L’entrée de Kasapreko à la Bourse du Ghana suscite un intérêt rarement observé sur le marché financier du pays. Le fabricant d’Alomo Bitters a levé près de 120 millions de dollars, soit deux fois le montant recherché avant sa cotation prévue le 17 juin prochain.
Kasapreko s’apprête à faire son entrée sur le Ghana Stock Exchange (GSE) dans un climat d’optimisme rarement observé pour une entreprise industrielle locale. La société sera cotée le 17 juin sous le symbole KPLC après une introduction en Bourse largement sursouscrite.
Ouverte le 4 mai 2026, l’offre publique visait à lever 700 millions de cedis ghanéens, soit environ 60 millions de dollars. À la clôture de la période de souscription le 1er juin, les demandes des investisseurs ont atteint 1,4 milliard de cedis, soit près de 120 millions de dollars.
Cette performance représente l’une des plus importantes sursouscriptions enregistrées par une entreprise manufacturière sur le marché financier ghanéen. Des milliers d’investisseurs particuliers et institutionnels n’ont pas obtenu toutes les actions demandées.
Cette situation pourrait alimenter une forte demande dès les premiers échanges. Les investisseurs qui souhaitent renforcer leur participation devront se tourner vers le marché secondaire après la cotation.
Le prix de souscription a été fixé à 1,20 cedi par action. Plusieurs analystes estiment que le titre pourrait débuter au-dessus de ce niveau en raison de la pression de la demande.
Kasapreko attire de nombreux investisseurs, la raison
L’intérêt observé s’explique en grande partie par le parcours de l’entreprise. Fondée en 1987 par le Dr Kwabena Adjei dans un garage à Nungua, près d’Accra, Kasapreko est devenue l’un des principaux producteurs de boissons d’Afrique de l’Ouest.
L’entreprise s’est imposée grâce à Alomo Bitters, une marque aujourd’hui présente dans plusieurs pays de la sous-région, notamment au Nigeria, au Togo, au Burkina Faso, en Côte d’Ivoire, au Liberia, en Sierra Leone et en Gambie. Ses produits sont également exportés vers plusieurs marchés de la diaspora.

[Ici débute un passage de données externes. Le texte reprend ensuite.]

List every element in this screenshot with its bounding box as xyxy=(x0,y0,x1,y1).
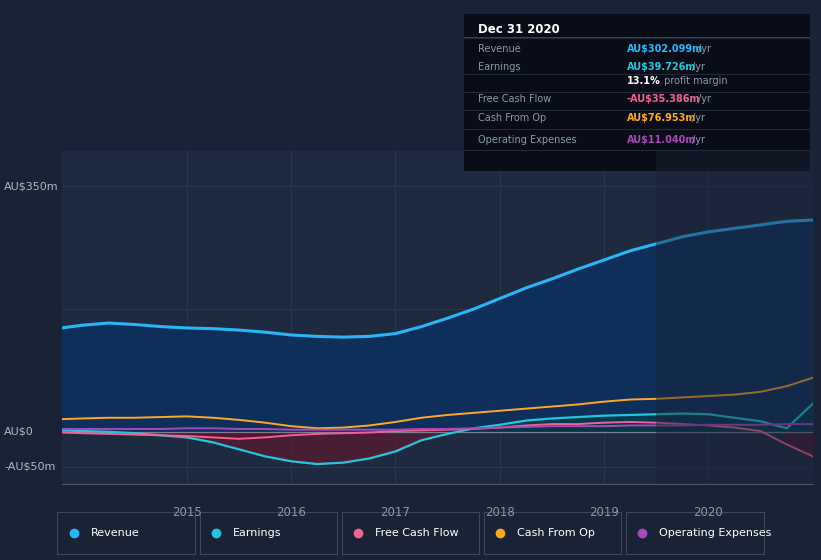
Text: Earnings: Earnings xyxy=(232,529,281,538)
Text: AU$350m: AU$350m xyxy=(4,181,59,192)
Text: 13.1%: 13.1% xyxy=(626,76,660,86)
Text: AU$0: AU$0 xyxy=(4,427,34,437)
Text: Operating Expenses: Operating Expenses xyxy=(478,135,576,145)
Text: Revenue: Revenue xyxy=(90,529,140,538)
Text: Free Cash Flow: Free Cash Flow xyxy=(478,95,551,105)
Text: 2016: 2016 xyxy=(276,506,306,519)
Text: Revenue: Revenue xyxy=(478,44,521,54)
Text: -AU$50m: -AU$50m xyxy=(4,462,56,472)
Text: -AU$35.386m: -AU$35.386m xyxy=(626,95,700,105)
Text: 2020: 2020 xyxy=(694,506,723,519)
Text: Free Cash Flow: Free Cash Flow xyxy=(374,529,458,538)
Text: 2019: 2019 xyxy=(589,506,619,519)
Text: /yr: /yr xyxy=(698,44,711,54)
Text: AU$11.040m: AU$11.040m xyxy=(626,135,696,145)
Text: profit margin: profit margin xyxy=(661,76,727,86)
Text: /yr: /yr xyxy=(692,62,705,72)
Text: /yr: /yr xyxy=(698,95,711,105)
Text: 2018: 2018 xyxy=(485,506,515,519)
Text: AU$39.726m: AU$39.726m xyxy=(626,62,696,72)
Text: /yr: /yr xyxy=(692,113,705,123)
Text: Earnings: Earnings xyxy=(478,62,521,72)
Text: Operating Expenses: Operating Expenses xyxy=(658,529,771,538)
Text: 2017: 2017 xyxy=(380,506,410,519)
Text: Dec 31 2020: Dec 31 2020 xyxy=(478,24,559,36)
Text: 2015: 2015 xyxy=(172,506,202,519)
Text: Cash From Op: Cash From Op xyxy=(478,113,546,123)
Text: /yr: /yr xyxy=(692,135,705,145)
Text: AU$76.953m: AU$76.953m xyxy=(626,113,696,123)
Text: AU$302.099m: AU$302.099m xyxy=(626,44,703,54)
Text: Cash From Op: Cash From Op xyxy=(516,529,594,538)
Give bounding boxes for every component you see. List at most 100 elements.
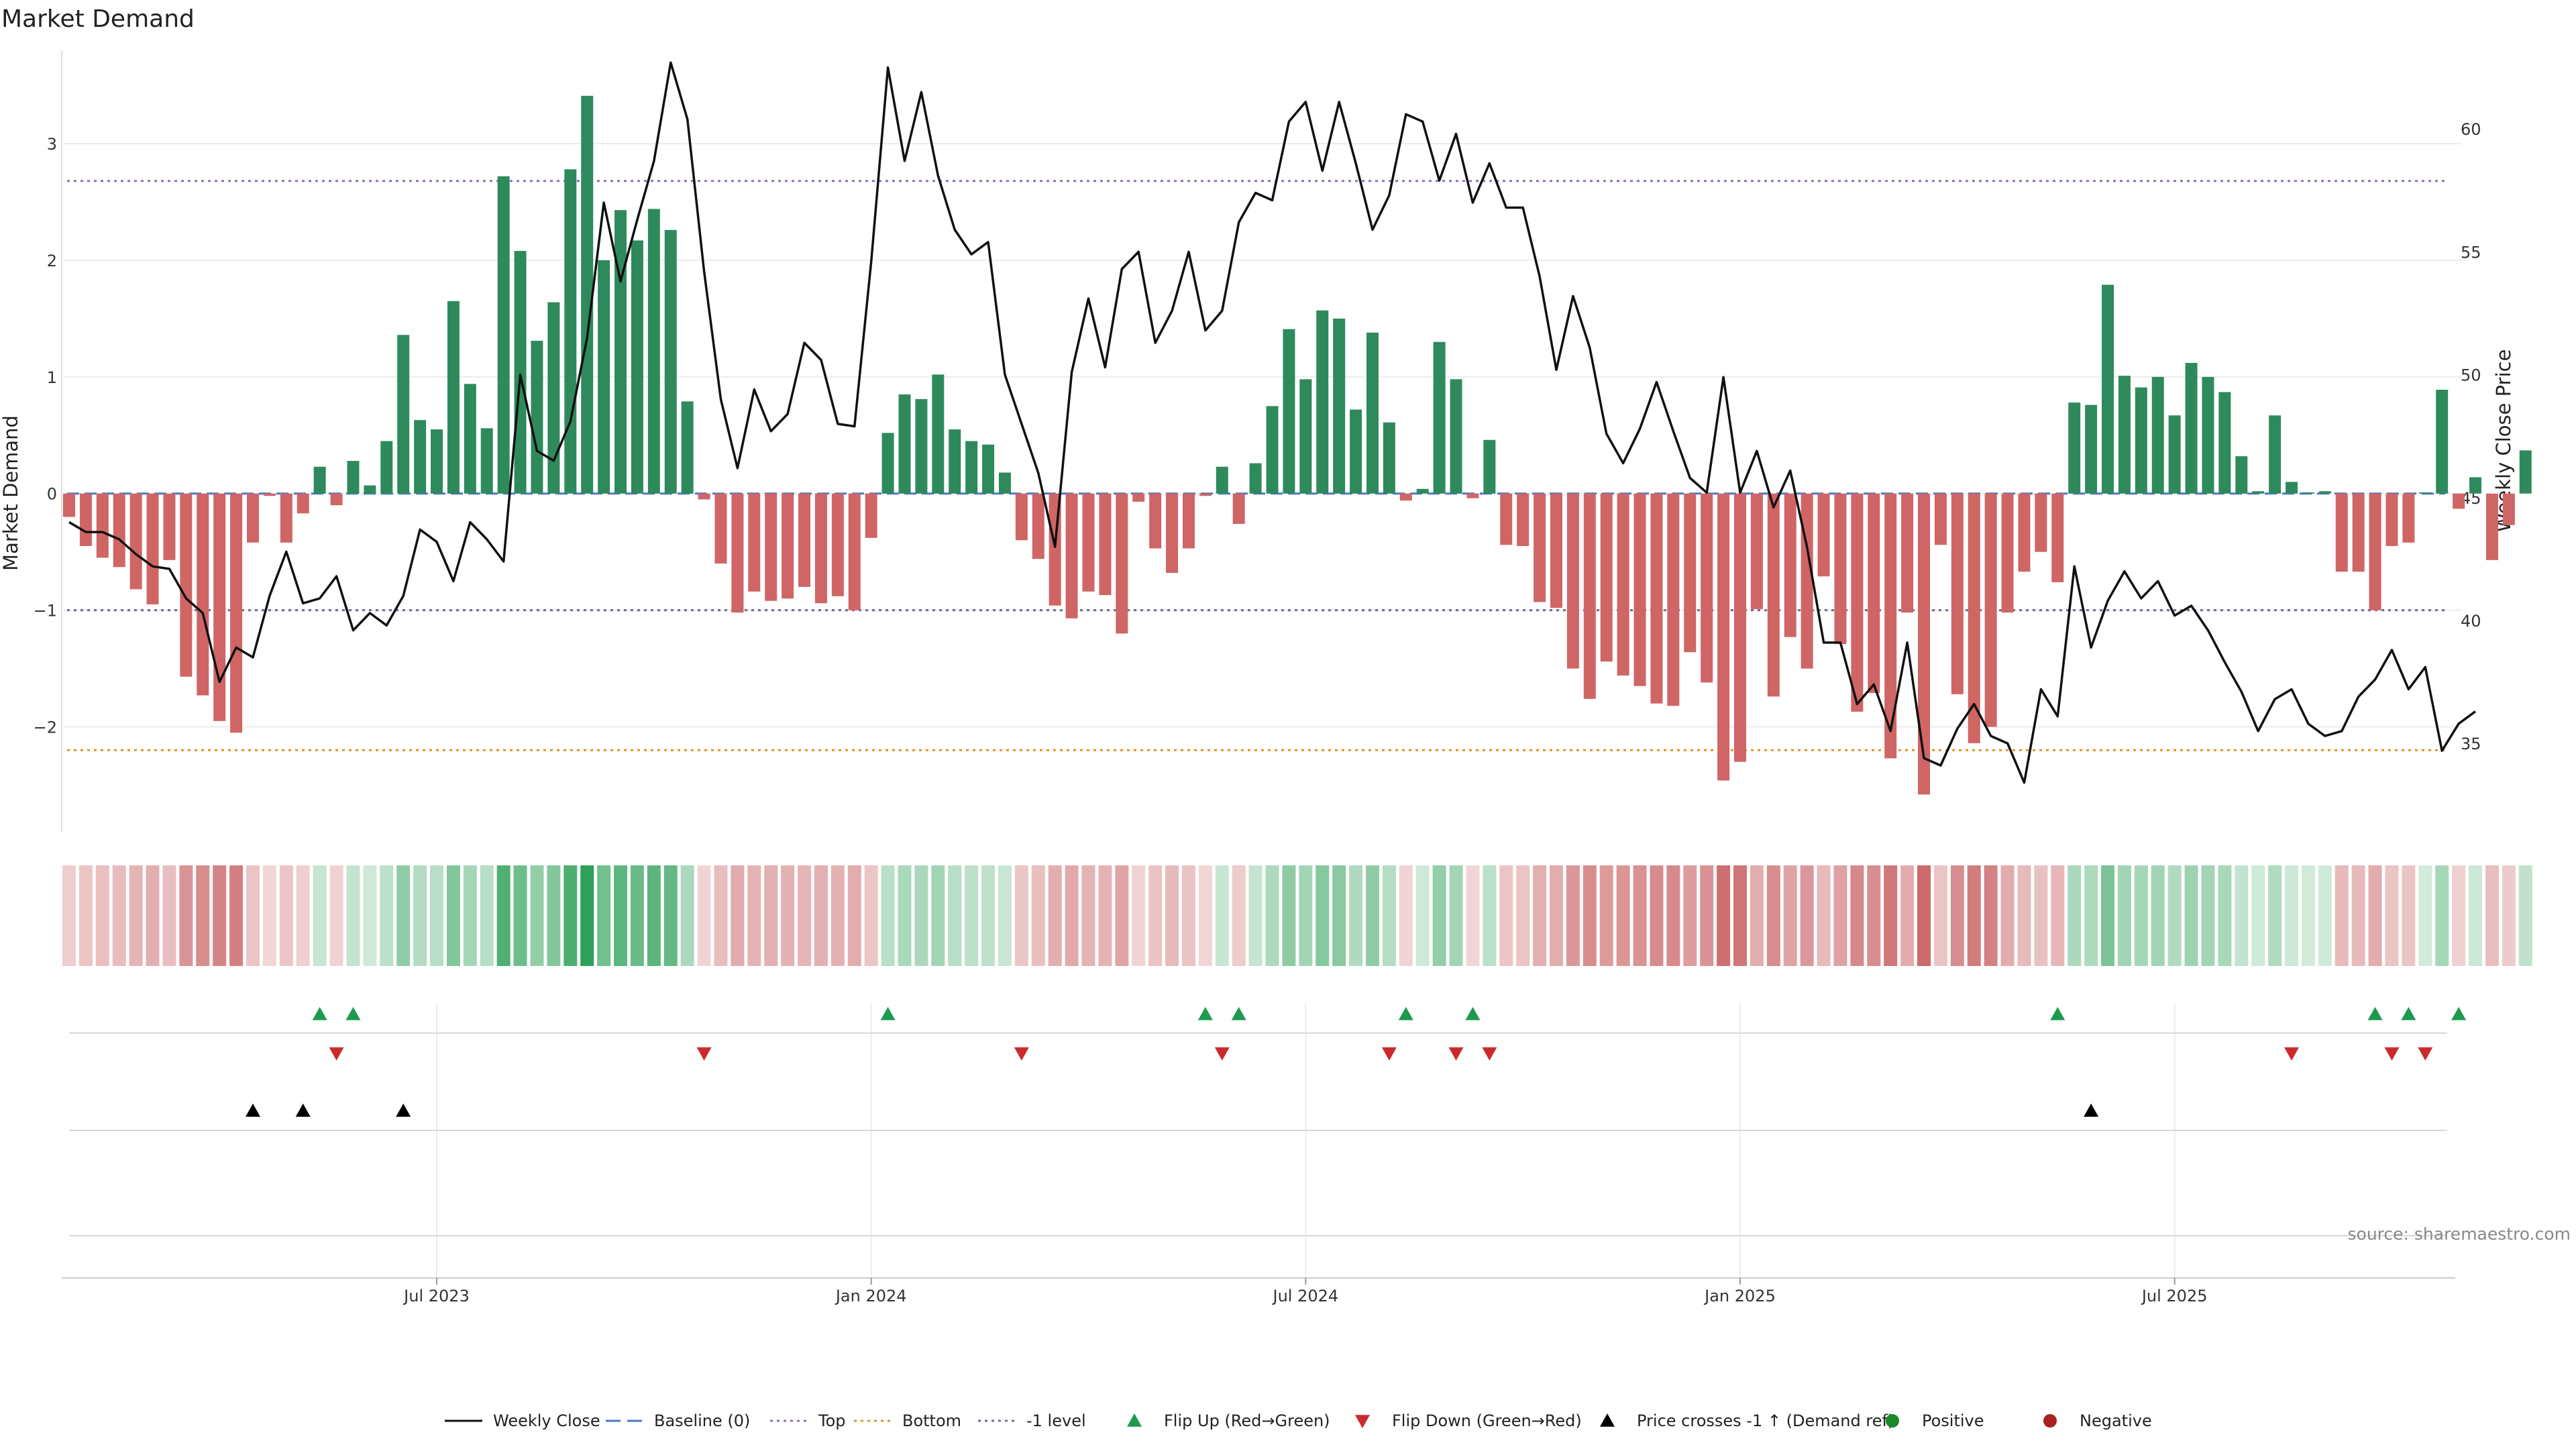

Au fil des années, le groupe a diversifié ses activités. Son portefeuille comprend désormais des boissons énergisantes, des boissons gazeuses, du whisky, du gin ainsi que l’eau embouteillée Awake.
Cette expansion se reflète dans ses résultats financiers. Le chiffre d’affaires est passé d’environ 660 millions de cedis en 2020 à près de 3,5 milliards de cedis en 2025. Au premier trimestre 2026, le bénéfice net a progressé de 55 % pour atteindre 73 millions de cedis.
Kasapreko emploie aujourd’hui plus de 2 300 personnes. Malgré l’ouverture de son capital au public, la famille fondatrice conserve le contrôle majoritaire de l’entreprise.
L’entrée en Bourse de Kasapreko envoie un signal fort à l’économie ghanéenne
Les fonds levés doivent financer la construction d’une nouvelle usine à Adeiso, dans la région de l’Est du Ghana. Cette unité sera dédiée à la production d’eau embouteillée et de boissons gazeuses afin de répondre à une demande en hausse sur le marché local et à l’exportation.
Pour les populations, les effets pourraient dépasser le simple cadre financier. La construction du site devrait soutenir l’emploi local et créer des opportunités pour les entreprises de transport, les fournisseurs de matières premières et plusieurs prestataires de services. À terme, l’augmentation des capacités de production pourrait également renforcer les exportations et les recettes économiques liées à l’activité industrielle.
L’opération traduit aussi une confiance renouvelée des investisseurs dans les entreprises ghanéennes. Le succès de cette levée de fonds montre que l’épargne locale peut contribuer au financement de projets industriels d’envergure lorsque les perspectives de croissance sont jugées solides.
Cette introduction en Bourse intervient alors que le Ghana Stock Exchange affiche une dynamique favorable. L’indice composite du marché figurait parmi les plus performants d’Afrique en 2025. Dans ce contexte, l’arrivée de Kasapreko apporte davantage de diversité à une place financière encore dominée par les banques et les télécommunications.
Au-delà de la première séance de cotation, l’opération pourrait encourager d’autres entreprises locales à envisager le marché boursier comme une source de financement. Pour de nombreux observateurs, elle constitue un test grandeur nature de la capacité du marché financier ghanéen à accompagner la croissance des champions industriels nationaux.